Le président national du Mouvement pour la Renaissance du Cameroun (MRC), Maurice Kamto, s’est exprimé cette semaine sur le projet de construction du hub ferroviaire de Makor, lié à l’exploitation de la bauxite dans la région de l’Adamaoua. Dans une déclaration rendue publique, le candidat à l’élection présidentielle de 2025 dénonce un choix technique “rétrograde” et potentiellement “désastreux pour l’avenir économique du Cameroun”.
Le projet, confié à la société australienne Canyon Resources Ltd, prévoit la construction d’un tronçon ferroviaire reliant le site minier de Minim-Martap à la ligne existante Yaoundé–Ngaoundéré. Cependant, ce nouveau hub adoptera un écartement métrique de 1 mètre entre les rails, identique à celui du réseau hérité de la colonisation allemande et française. Maurice Kamto alerte sur le caractère dépassé de cette technologie, alors que près de 60 % du réseau ferroviaire mondial utilise aujourd’hui un écartement standard de 1,435 m, garantissant une meilleure stabilité des convois, des vitesses plus élevées, et une capacité de charge plus importante.
Dans sa déclaration, l’opposant souligne que plusieurs pays africains en pleine expansion, à l’image de l’Éthiopie, ont fait le choix de migrer vers des infrastructures modernes.

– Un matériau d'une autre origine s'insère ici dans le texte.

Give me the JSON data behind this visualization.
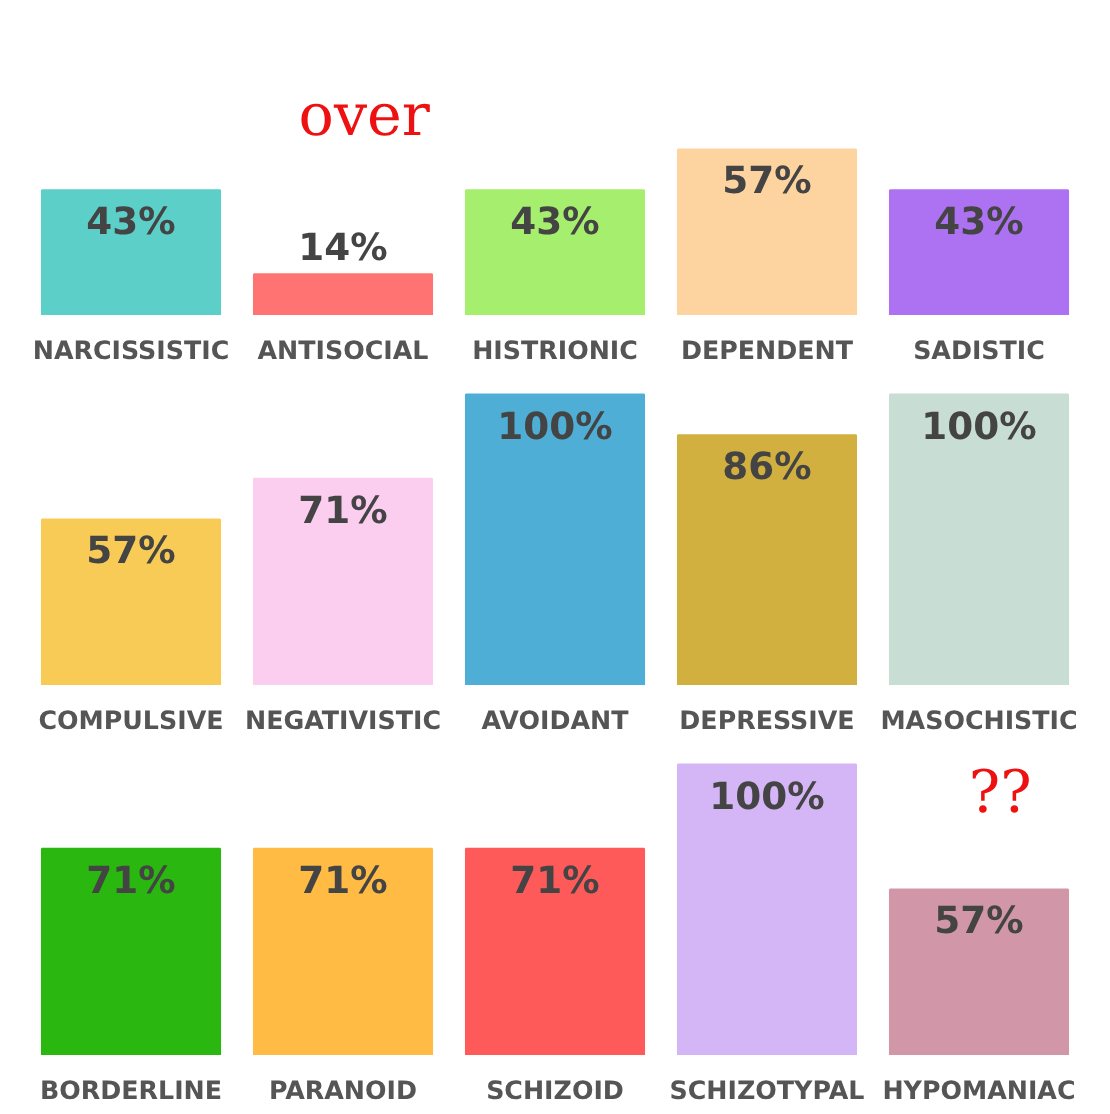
{
  "chart_data": [
    {
      "type": "bar",
      "categories": [
        "NARCISSISTIC",
        "ANTISOCIAL",
        "HISTRIONIC",
        "DEPENDENT",
        "SADISTIC"
      ],
      "values": [
        43,
        14,
        43,
        57,
        43
      ],
      "colors": [
        "#5ccfc9",
        "#ff7373",
        "#a6ef6e",
        "#fdd4a0",
        "#ad72f2"
      ],
      "value_labels": [
        "43%",
        "14%",
        "43%",
        "57%",
        "43%"
      ],
      "tick_labels": "x",
      "annotations": [
        "over"
      ]
    },
    {
      "type": "bar",
      "categories": [
        "COMPULSIVE",
        "NEGATIVISTIC",
        "AVOIDANT",
        "DEPRESSIVE",
        "MASOCHISTIC"
      ],
      "values": [
        57,
        71,
        100,
        86,
        100
      ],
      "colors": [
        "#f8cb56",
        "#fbcdee",
        "#4eaed5",
        "#d2b040",
        "#c8ddd4"
      ],
      "value_labels": [
        "57%",
        "71%",
        "100%",
        "86%",
        "100%"
      ],
      "tick_labels": "x"
    },
    {
      "type": "bar",
      "categories": [
        "BORDERLINE",
        "PARANOID",
        "SCHIZOID",
        "SCHIZOTYPAL",
        "HYPOMANIAC"
      ],
      "values": [
        71,
        71,
        71,
        100,
        57
      ],
      "colors": [
        "#2ab70f",
        "#ffbb44",
        "#ff5a5a",
        "#d4b5f6",
        "#d197a8"
      ],
      "value_labels": [
        "71%",
        "71%",
        "71%",
        "100%",
        "57%"
      ],
      "tick_labels": "x",
      "annotations": [
        "??"
      ]
    }
  ]
}
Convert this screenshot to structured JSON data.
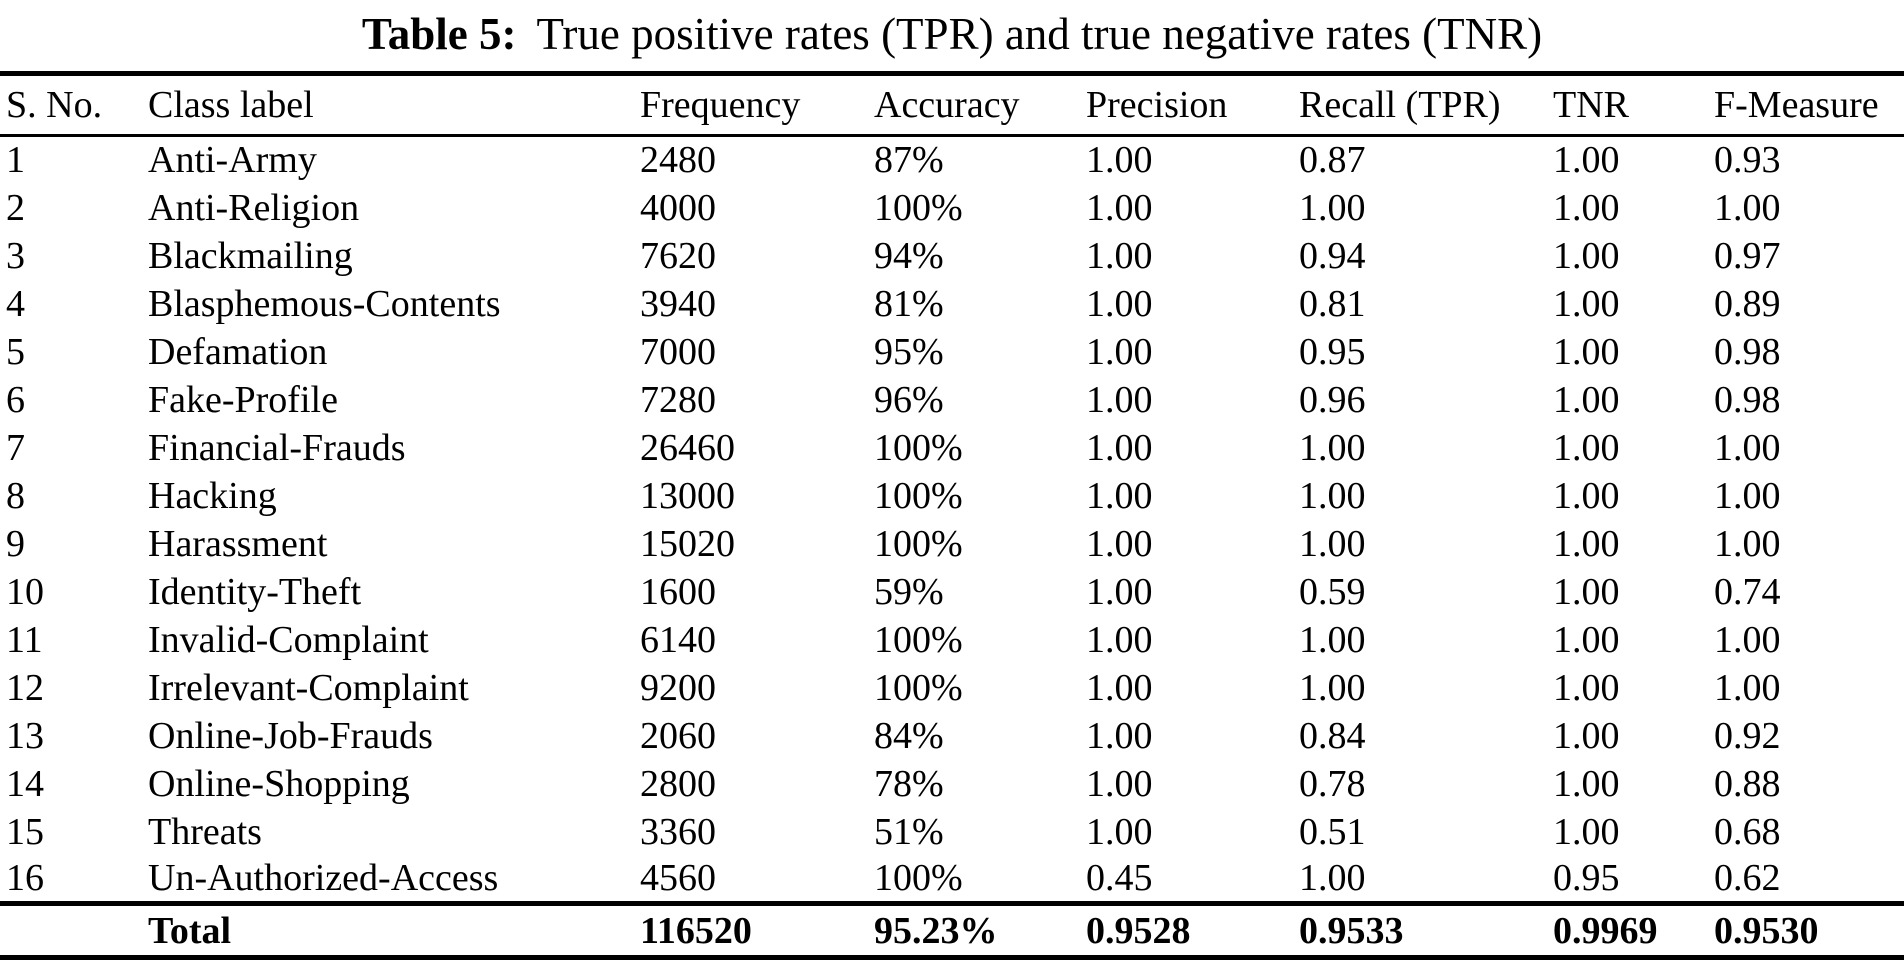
{
  "title": {
    "label": "Table 5:",
    "text": "True positive rates (TPR) and true negative rates (TNR)"
  },
  "table": {
    "columns": [
      "S. No.",
      "Class label",
      "Frequency",
      "Accuracy",
      "Precision",
      "Recall (TPR)",
      "TNR",
      "F-Measure"
    ],
    "rows": [
      [
        "1",
        "Anti-Army",
        "2480",
        "87%",
        "1.00",
        "0.87",
        "1.00",
        "0.93"
      ],
      [
        "2",
        "Anti-Religion",
        "4000",
        "100%",
        "1.00",
        "1.00",
        "1.00",
        "1.00"
      ],
      [
        "3",
        "Blackmailing",
        "7620",
        "94%",
        "1.00",
        "0.94",
        "1.00",
        "0.97"
      ],
      [
        "4",
        "Blasphemous-Contents",
        "3940",
        "81%",
        "1.00",
        "0.81",
        "1.00",
        "0.89"
      ],
      [
        "5",
        "Defamation",
        "7000",
        "95%",
        "1.00",
        "0.95",
        "1.00",
        "0.98"
      ],
      [
        "6",
        "Fake-Profile",
        "7280",
        "96%",
        "1.00",
        "0.96",
        "1.00",
        "0.98"
      ],
      [
        "7",
        "Financial-Frauds",
        "26460",
        "100%",
        "1.00",
        "1.00",
        "1.00",
        "1.00"
      ],
      [
        "8",
        "Hacking",
        "13000",
        "100%",
        "1.00",
        "1.00",
        "1.00",
        "1.00"
      ],
      [
        "9",
        "Harassment",
        "15020",
        "100%",
        "1.00",
        "1.00",
        "1.00",
        "1.00"
      ],
      [
        "10",
        "Identity-Theft",
        "1600",
        "59%",
        "1.00",
        "0.59",
        "1.00",
        "0.74"
      ],
      [
        "11",
        "Invalid-Complaint",
        "6140",
        "100%",
        "1.00",
        "1.00",
        "1.00",
        "1.00"
      ],
      [
        "12",
        "Irrelevant-Complaint",
        "9200",
        "100%",
        "1.00",
        "1.00",
        "1.00",
        "1.00"
      ],
      [
        "13",
        "Online-Job-Frauds",
        "2060",
        "84%",
        "1.00",
        "0.84",
        "1.00",
        "0.92"
      ],
      [
        "14",
        "Online-Shopping",
        "2800",
        "78%",
        "1.00",
        "0.78",
        "1.00",
        "0.88"
      ],
      [
        "15",
        "Threats",
        "3360",
        "51%",
        "1.00",
        "0.51",
        "1.00",
        "0.68"
      ],
      [
        "16",
        "Un-Authorized-Access",
        "4560",
        "100%",
        "0.45",
        "1.00",
        "0.95",
        "0.62"
      ]
    ],
    "total": [
      "",
      "Total",
      "116520",
      "95.23%",
      "0.9528",
      "0.9533",
      "0.9969",
      "0.9530"
    ]
  }
}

En 2016, l’Éthiopie a inauguré la première ligne de train électrique à écartement standard du continent entre Addis-Abeba et Djibouti, avec une vitesse moyenne de 120 km/h pour les passagers, et jusqu’à 100 km/h pour le fret. Le Kenya, dans le cadre de son projet de modernisation baptisé Standard Gauge Railway (SGR), a également abandonné l’écartement métrique pour relier Mombasa à Nairobi, puis à Naivasha, contribuant significativement à la baisse des coûts logistiques dans le pays.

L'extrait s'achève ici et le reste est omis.